For non-priced based competition, the two companies compete on product innovations, such as packaging, branding and advertisements. Consumers have witnessed innovation of packaging from bottle to can and sip-it packs.

Summary of Five Forces

A summary of the five forces is hereby presented in the table below using key drivers and resultant effect on industry (Boeing et al, 2008).

Table 1

Force

Key drivers

Effect

Power of buyers

Concentration is high, no bargaining leverage

Low

Power of suppliers

Suppliers more than Producers

Low

Threat of substitute

Increased growth in substitute industry

High

Threat of new Entrant

High barrier to entry

Low

Intensity of rivalry

Two major competitors

Moderate

Overall analysis

Moderate

SWOT Analysis

SWOT analysis will be used to measure an organization's strengths and weaknesses, opportunities and threats in the industry on a four cell chart (Dibb et al, 2006).

Figure 1

Strength

Economies of scale

Strong financial base

Experience

High staff turn-over

Inflexible technology

Cost Control

Weakness

Opportunity

Technology

Market growth

Good distribution network

Govt legislation

Continued low margin

Failure to capture mkt growth

Threat

(Dibbs et al, 2006)

Recommendations

With strength and opportunity, an organization in the industry can capitalize by expansion or acquisition of weaker firms. An organization with opportunity and internal weakness should watch the market slowly and formulate a strategy to build on its weakness. A weak organization facing threat should take the strategic turn-around required, by exiting the business or allow itself to be taken over by a bigger firm. An organization with strength but facing threat should use its strength to overcome its weakness (Dibb et al, 2006)

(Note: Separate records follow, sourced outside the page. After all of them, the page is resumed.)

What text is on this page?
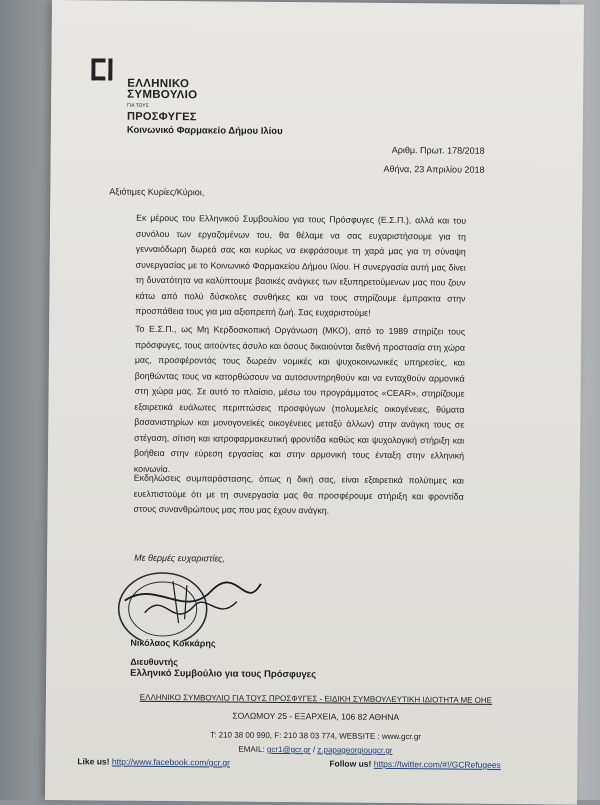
ΕΛΛΗΝΙΚΟ
ΣΥΜΒΟΥΛΙΟ
ΓΙΑ ΤΟΥΣ ΠΡΟΣΦΥΓΕΣ
Κοινωνικό Φαρμακείο Δήμου Ιλίου
Αριθμ. Πρωτ. 178/2018
Αθήνα, 23 Απριλίου 2018
Αξιότιμες Κυρίες/Κύριοι,
Εκ μέρους του Ελληνικού Συμβουλίου για τους Πρόσφυγες (Ε.Σ.Π.), αλλά και του συνόλου των εργαζομένων του, θα θέλαμε να σας ευχαριστήσουμε για τη γενναιόδωρη δωρεά σας και κυρίως να εκφράσουμε τη χαρά μας για τη σύναψη συνεργασίας με το Κοινωνικό Φαρμακείου Δήμου Ιλίου. Η συνεργασία αυτή μας δίνει τη δυνατότητα να καλύπτουμε βασικές ανάγκες των εξυπηρετούμενων μας που ζουν κάτω από πολύ δύσκολες συνθήκες και να τους στηρίζουμε έμπρακτα στην προσπάθεια τους για μια αξιοπρεπή ζωή. Σας ευχαριστούμε!
Το Ε.Σ.Π., ως Μη Κερδοσκοπική Οργάνωση (ΜΚΟ), από το 1989 στηρίζει τους πρόσφυγες, τους αιτούντες άσυλο και όσους δικαιούνται διεθνή προστασία στη χώρα μας, προσφέροντάς τους δωρεάν νομικές και ψυχοκοινωνικές υπηρεσίες, και βοηθώντας τους να κατορθώσουν να αυτοσυντηρηθούν και να ενταχθούν αρμονικά στη χώρα μας. Σε αυτό το πλαίσιο, μέσω του προγράμματος «CEAR», στηρίζουμε εξαιρετικά ευάλωτες περιπτώσεις προσφύγων (πολυμελείς οικογένειες, θύματα βασανιστηρίων και μονογονεϊκές οικογένειες μεταξύ άλλων) στην ανάγκη τους σε στέγαση, σίτιση και ιατροφαρμακευτική φροντίδα καθώς και ψυχολογική στήριξη και βοήθεια στην εύρεση εργασίας και στην αρμονική τους ένταξη στην ελληνική κοινωνία.
Εκδηλώσεις συμπαράστασης, όπως η δική σας, είναι εξαιρετικά πολύτιμες και ευελπιστούμε ότι με τη συνεργασία μας θα προσφέρουμε στήριξη και φροντίδα στους συνανθρώπους μας που μας έχουν ανάγκη.
Με θερμές ευχαριστίες,
Νικόλαος Κοκκάρης
Διευθυντής
Ελληνικό Συμβούλιο για τους Πρόσφυγες
ΕΛΛΗΝΙΚΟ ΣΥΜΒΟΥΛΙΟ ΓΙΑ ΤΟΥΣ ΠΡΟΣΦΥΓΕΣ - ΕΙΔΙΚΗ ΣΥΜΒΟΥΛΕΥΤΙΚΗ ΙΔΙΟΤΗΤΑ ΜΕ ΟΗΕ
ΣΟΛΩΜΟΥ 25 - ΕΞΑΡΧΕΙΑ, 106 82 ΑΘΗΝΑ
T: 210 38 00 990, F: 210 38 03 774, WEBSITE : www.gcr.gr
EMAIL: gcr1@gcr.gr / z.papageorgiougcr.gr
Like us! http://www.facebook.com/gcr.gr	Follow us! https://twitter.com/#!/GCRefugees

Hirschmann Herfindahl Index (HHI)

HHI is a measurement of the concentration of an industry. It is measured by squaring the sum of the market share within that industry . A HHI figure greater than 1800 imply an industry that is considerably concentrated (Boeing et al, 2008).

Table 2

Company

Revenue (2009)m

Market share

Market share^2

Nigerian Breweries

$1,100

65%

4,225

Guinness Nigeria

$ 587.7

25%

625

Others

10%

100

Total

4,950

(Corporate Nigeria, 2010/2011).

The HHI measure gives a figure of 4,950 which shows a highly concentrated industry tending towards an oligopoly (Boeing et al, 2008).

Conclusion

The brewery industry has proved to be a sustainable business in Nigeria with over six (6) decades of operation and having survived years of unstable polity, economic downturns and different government policy and reforms.

The industry has been consistently dominated by Nigerian Breweries and Guinness and is sadly tending towards oligopoly with the acquisition of five existing breweries by Nigerian Breweries (allAfrica.com, 2011).

Nigeria is still considered one of the least penetrated beer market in the world in terms of its demographic population of over 150million (allAfrica.com, 2011). More investors are definitely welcome, however such investors will need to commit huge capital outlay to build plants or acquire existing firms and also create a strong distribution network in order to compete with the existing firms.

Beer consumption is a win-win situation, Nigerians drink when they are happy and wish to celebrate, they also drink when they are sad or emotionally down. The brewery industry will therefore continue to enjoy a sustained growth in the country.